Mustafa Kemal Atatürk, harekata verdiği değer ile yıpratma yerine manevra ile daha az zayiatla ve süratle sonuç arama ve sonuç alma yöntemine öncelik vermiş ve 8 Kasım 1920’de düzenli ordu kurulması ile ilgili olarak verdiği ilk emirde: "Süratle düzenli ve süvari birliklerinin meydana getirilmesini" istemiştir.
Mustafa Kemal Atatürk ve
çağdaş Türk Cumhuriyeti’nin
oluşturulması
Atatürk’ün askerî dehası; tanrı vergisi nitelikleri, tarihî birikimi, yetiştiği çevre, gördüğü sistemli eğitim ve harp meydanlarındaki deneyimleri ile gelişmiştir. Yüksek sorumluluk bilinci ona, her zaman başarı kapılarını açmıştır. Bilinçli bilgi birikiminden kaynaklanan cesareti ise, bütün bunların devamlılığını sağlamıştır. Şahsından çok vatanı için çalışması, özgürlük ve bağımsızlığı ilke edinmesi, ulusunu yok olmaktan kurtarması, katıldığı savaşlardan galip çıkması üstün askerlik özelliklerine sahip olduğunu bize göstermektedir. Winston Churchill’in deyişi ile o, "savaşçı prens"tir.

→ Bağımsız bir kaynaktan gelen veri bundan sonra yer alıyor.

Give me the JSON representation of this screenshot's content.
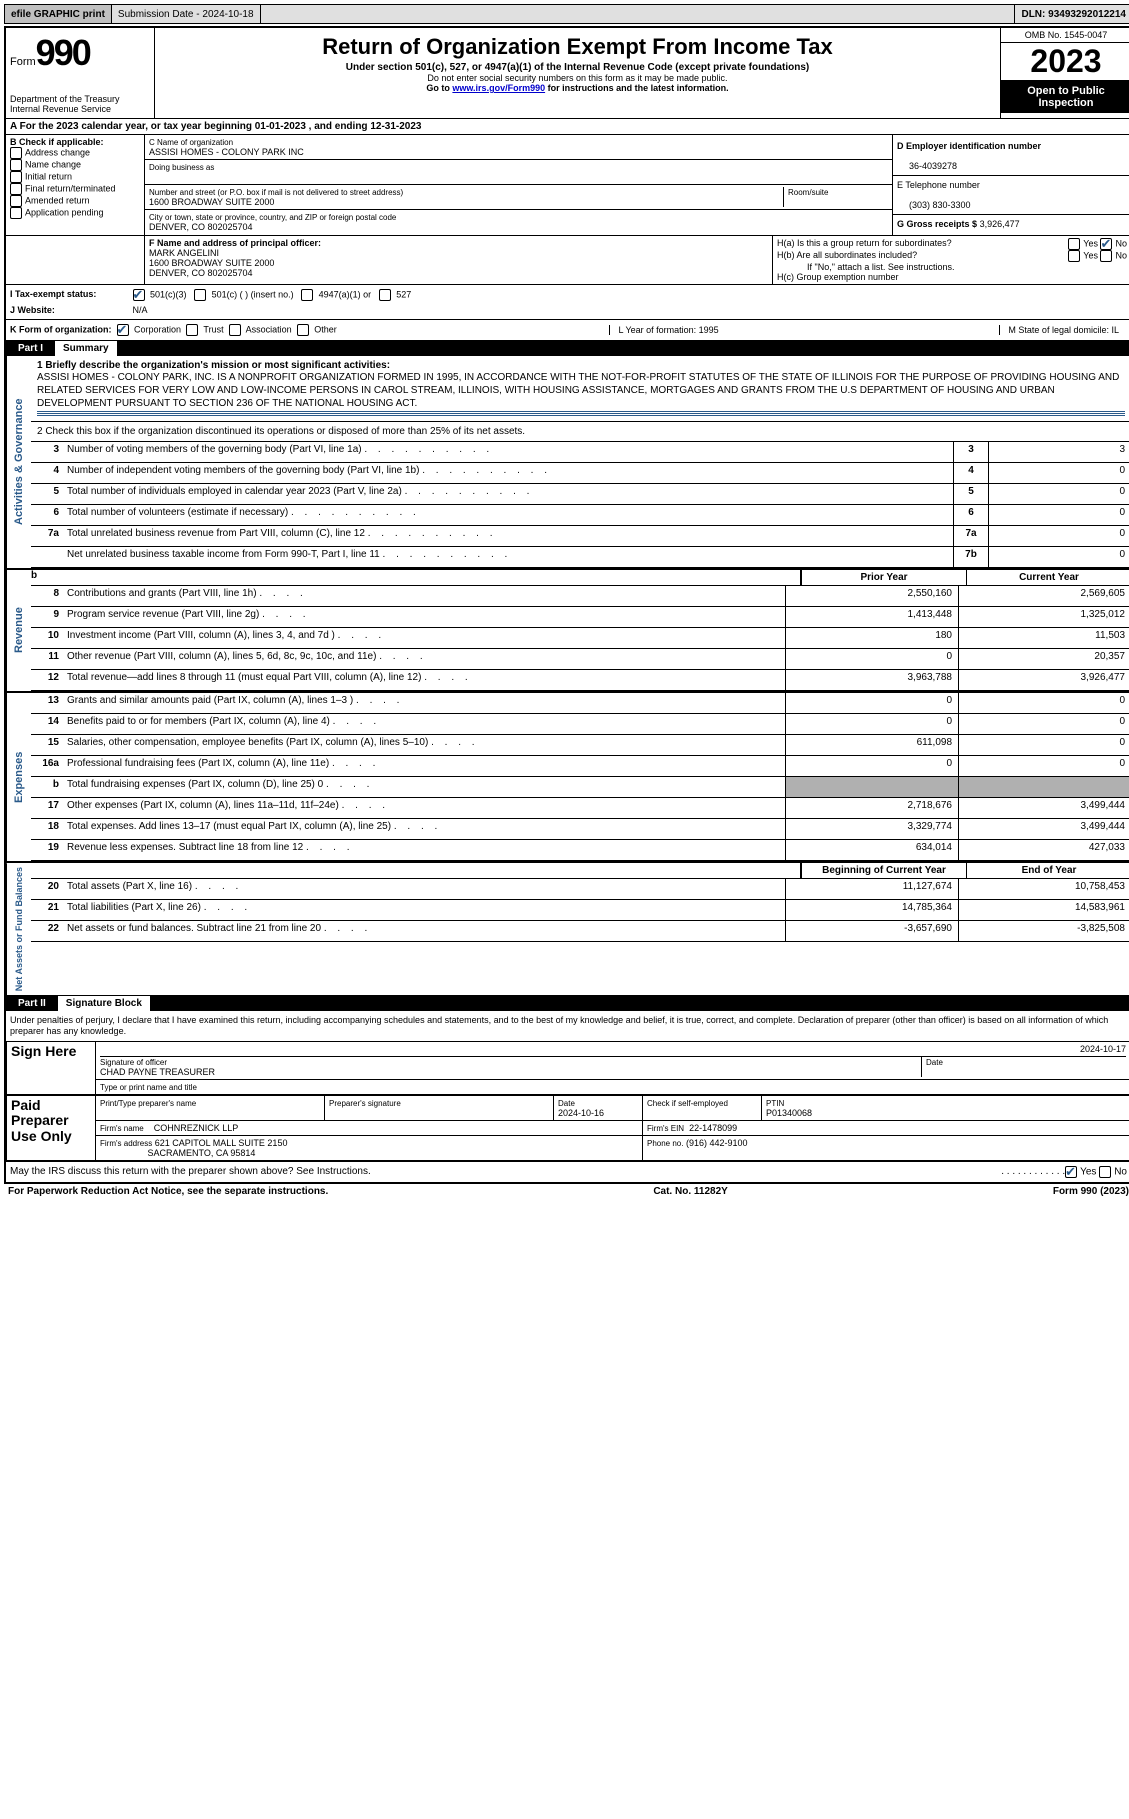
{
  "topbar": {
    "efile": "efile GRAPHIC print",
    "submission_label": "Submission Date - 2024-10-18",
    "dln": "DLN: 93493292012214"
  },
  "header": {
    "form_word": "Form",
    "form_num": "990",
    "dept": "Department of the Treasury\nInternal Revenue Service",
    "title": "Return of Organization Exempt From Income Tax",
    "subtitle": "Under section 501(c), 527, or 4947(a)(1) of the Internal Revenue Code (except private foundations)",
    "note1": "Do not enter social security numbers on this form as it may be made public.",
    "note2_pre": "Go to ",
    "note2_link": "www.irs.gov/Form990",
    "note2_post": " for instructions and the latest information.",
    "omb": "OMB No. 1545-0047",
    "year": "2023",
    "open": "Open to Public Inspection"
  },
  "row_a": {
    "text": "A For the 2023 calendar year, or tax year beginning 01-01-2023   , and ending 12-31-2023"
  },
  "col_b": {
    "title": "B Check if applicable:",
    "items": [
      "Address change",
      "Name change",
      "Initial return",
      "Final return/terminated",
      "Amended return",
      "Application pending"
    ]
  },
  "col_c": {
    "name_label": "C Name of organization",
    "name": "ASSISI HOMES - COLONY PARK INC",
    "dba_label": "Doing business as",
    "addr_label": "Number and street (or P.O. box if mail is not delivered to street address)",
    "addr": "1600 BROADWAY SUITE 2000",
    "room_label": "Room/suite",
    "city_label": "City or town, state or province, country, and ZIP or foreign postal code",
    "city": "DENVER, CO  802025704"
  },
  "col_d": {
    "ein_label": "D Employer identification number",
    "ein": "36-4039278",
    "phone_label": "E Telephone number",
    "phone": "(303) 830-3300",
    "gross_label": "G Gross receipts $",
    "gross": "3,926,477"
  },
  "row_f": {
    "label": "F Name and address of principal officer:",
    "name": "MARK ANGELINI",
    "addr1": "1600 BROADWAY SUITE 2000",
    "addr2": "DENVER, CO  802025704"
  },
  "row_h": {
    "ha": "H(a)  Is this a group return for subordinates?",
    "hb": "H(b)  Are all subordinates included?",
    "hb_note": "If \"No,\" attach a list. See instructions.",
    "hc": "H(c)  Group exemption number"
  },
  "row_i": {
    "label": "I  Tax-exempt status:",
    "opts": [
      "501(c)(3)",
      "501(c) (  ) (insert no.)",
      "4947(a)(1) or",
      "527"
    ]
  },
  "row_j": {
    "label": "J  Website:",
    "val": "N/A"
  },
  "row_k": {
    "label": "K Form of organization:",
    "opts": [
      "Corporation",
      "Trust",
      "Association",
      "Other"
    ],
    "l": "L Year of formation: 1995",
    "m": "M State of legal domicile: IL"
  },
  "part1": {
    "label": "Part I",
    "title": "Summary"
  },
  "summary": {
    "q1_label": "1  Briefly describe the organization's mission or most significant activities:",
    "q1_text": "ASSISI HOMES - COLONY PARK, INC. IS A NONPROFIT ORGANIZATION FORMED IN 1995, IN ACCORDANCE WITH THE NOT-FOR-PROFIT STATUTES OF THE STATE OF ILLINOIS FOR THE PURPOSE OF PROVIDING HOUSING AND RELATED SERVICES FOR VERY LOW AND LOW-INCOME PERSONS IN CAROL STREAM, ILLINOIS, WITH HOUSING ASSISTANCE, MORTGAGES AND GRANTS FROM THE U.S DEPARTMENT OF HOUSING AND URBAN DEVELOPMENT PURSUANT TO SECTION 236 OF THE NATIONAL HOUSING ACT.",
    "q2": "2  Check this box       if the organization discontinued its operations or disposed of more than 25% of its net assets.",
    "lines": [
      {
        "n": "3",
        "label": "Number of voting members of the governing body (Part VI, line 1a)",
        "box": "3",
        "val": "3"
      },
      {
        "n": "4",
        "label": "Number of independent voting members of the governing body (Part VI, line 1b)",
        "box": "4",
        "val": "0"
      },
      {
        "n": "5",
        "label": "Total number of individuals employed in calendar year 2023 (Part V, line 2a)",
        "box": "5",
        "val": "0"
      },
      {
        "n": "6",
        "label": "Total number of volunteers (estimate if necessary)",
        "box": "6",
        "val": "0"
      },
      {
        "n": "7a",
        "label": "Total unrelated business revenue from Part VIII, column (C), line 12",
        "box": "7a",
        "val": "0"
      },
      {
        "n": "",
        "label": "Net unrelated business taxable income from Form 990-T, Part I, line 11",
        "box": "7b",
        "val": "0"
      }
    ]
  },
  "revenue": {
    "vtab": "Revenue",
    "col1": "Prior Year",
    "col2": "Current Year",
    "rows": [
      {
        "n": "8",
        "label": "Contributions and grants (Part VIII, line 1h)",
        "v1": "2,550,160",
        "v2": "2,569,605"
      },
      {
        "n": "9",
        "label": "Program service revenue (Part VIII, line 2g)",
        "v1": "1,413,448",
        "v2": "1,325,012"
      },
      {
        "n": "10",
        "label": "Investment income (Part VIII, column (A), lines 3, 4, and 7d )",
        "v1": "180",
        "v2": "11,503"
      },
      {
        "n": "11",
        "label": "Other revenue (Part VIII, column (A), lines 5, 6d, 8c, 9c, 10c, and 11e)",
        "v1": "0",
        "v2": "20,357"
      },
      {
        "n": "12",
        "label": "Total revenue—add lines 8 through 11 (must equal Part VIII, column (A), line 12)",
        "v1": "3,963,788",
        "v2": "3,926,477"
      }
    ]
  },
  "expenses": {
    "vtab": "Expenses",
    "rows": [
      {
        "n": "13",
        "label": "Grants and similar amounts paid (Part IX, column (A), lines 1–3 )",
        "v1": "0",
        "v2": "0"
      },
      {
        "n": "14",
        "label": "Benefits paid to or for members (Part IX, column (A), line 4)",
        "v1": "0",
        "v2": "0"
      },
      {
        "n": "15",
        "label": "Salaries, other compensation, employee benefits (Part IX, column (A), lines 5–10)",
        "v1": "611,098",
        "v2": "0"
      },
      {
        "n": "16a",
        "label": "Professional fundraising fees (Part IX, column (A), line 11e)",
        "v1": "0",
        "v2": "0"
      },
      {
        "n": "b",
        "label": "Total fundraising expenses (Part IX, column (D), line 25) 0",
        "v1": "shaded",
        "v2": "shaded"
      },
      {
        "n": "17",
        "label": "Other expenses (Part IX, column (A), lines 11a–11d, 11f–24e)",
        "v1": "2,718,676",
        "v2": "3,499,444"
      },
      {
        "n": "18",
        "label": "Total expenses. Add lines 13–17 (must equal Part IX, column (A), line 25)",
        "v1": "3,329,774",
        "v2": "3,499,444"
      },
      {
        "n": "19",
        "label": "Revenue less expenses. Subtract line 18 from line 12",
        "v1": "634,014",
        "v2": "427,033"
      }
    ]
  },
  "netassets": {
    "vtab": "Net Assets or\nFund Balances",
    "col1": "Beginning of Current Year",
    "col2": "End of Year",
    "rows": [
      {
        "n": "20",
        "label": "Total assets (Part X, line 16)",
        "v1": "11,127,674",
        "v2": "10,758,453"
      },
      {
        "n": "21",
        "label": "Total liabilities (Part X, line 26)",
        "v1": "14,785,364",
        "v2": "14,583,961"
      },
      {
        "n": "22",
        "label": "Net assets or fund balances. Subtract line 21 from line 20",
        "v1": "-3,657,690",
        "v2": "-3,825,508"
      }
    ]
  },
  "part2": {
    "label": "Part II",
    "title": "Signature Block",
    "intro": "Under penalties of perjury, I declare that I have examined this return, including accompanying schedules and statements, and to the best of my knowledge and belief, it is true, correct, and complete. Declaration of preparer (other than officer) is based on all information of which preparer has any knowledge."
  },
  "sign": {
    "here": "Sign Here",
    "sig_label": "Signature of officer",
    "officer": "CHAD PAYNE  TREASURER",
    "type_label": "Type or print name and title",
    "date_label": "Date",
    "date": "2024-10-17"
  },
  "preparer": {
    "title": "Paid Preparer Use Only",
    "name_label": "Print/Type preparer's name",
    "sig_label": "Preparer's signature",
    "date_label": "Date",
    "date": "2024-10-16",
    "check_label": "Check        if self-employed",
    "ptin_label": "PTIN",
    "ptin": "P01340068",
    "firm_name_label": "Firm's name",
    "firm_name": "COHNREZNICK LLP",
    "firm_ein_label": "Firm's EIN",
    "firm_ein": "22-1478099",
    "firm_addr_label": "Firm's address",
    "firm_addr1": "621 CAPITOL MALL SUITE 2150",
    "firm_addr2": "SACRAMENTO, CA  95814",
    "phone_label": "Phone no.",
    "phone": "(916) 442-9100"
  },
  "discuss": "May the IRS discuss this return with the preparer shown above? See Instructions.",
  "footer": {
    "left": "For Paperwork Reduction Act Notice, see the separate instructions.",
    "mid": "Cat. No. 11282Y",
    "right": "Form 990 (2023)"
  },
  "vtab_gov": "Activities & Governance",
  "colors": {
    "accent": "#2a5a8a"
  }
}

Türk milletine göre ise, Türk ulusunun "özgürlük savaşçısı" "barış güvercini" ve Türklüğün yeniden doğuşunu sağlayan atası "Atatürk"üdür. Atatürk’ün askerlik nitelikleri gerçekten yüksektir; ama siyasi niteliklerinin de en az askerî dehası kadar olduğu görülür.
Atatürk’e göre "Dünya sınav alanıdır. Yaşam ise uğraşma ve çarpışma yani mücadele demektir. Yaşamda başarı, yüzde yüz uğraşmayla başarıyla elde edilebilir. Bu da maddi ve manevi güce dayanır." Atatürk bu düşünce ile karşılaştığı tüm olayları büyük bir özveriyle çalışarak çözümlemiştir. İşin ağırlığı oranında iradesi, tehlikenin büyüklüğü oranında cesurca atılımları artmıştır. Atatürk’ün ikinci cesur adımı Cumhuriyet’i ilan etmesidir. Atatürk, yeni bir Türk devleti kurarak Türk milletini çağdaş uygarlık düzeyine ulaştırmak kararlılığı içinde yola çıkmıştır. Türkiye Cumhuriyeti ile sosyal demokratik ve laik bir devlet düzeninin temellerini atmıştır.
Devletin laik olması yalnızca din ve devlet işlerinin birbirinden ayrılması demek olmayıp, düşüncenin,dünya görüşünün ve günlük hayatın dinsel baskılardan arındırılması ve dine dayalı hukuk ile eğitim öğretimin de laikleşmesi demektir. Atatürk, yaptığı devrimlerle geri kalmış köhne bir ülkeyi kısa zamanda çok ileri seviyelere getirmiştir. Hristiyan devletlerin kilisenin etkisinden kurtulmak için yaklaşık olarak 400 yıl boyunca verdiği mücadeleyi o, laiklik ilkesi ile kısa bir zamanda başarmış ve tüm dünyanın takdirini kazanmıştır.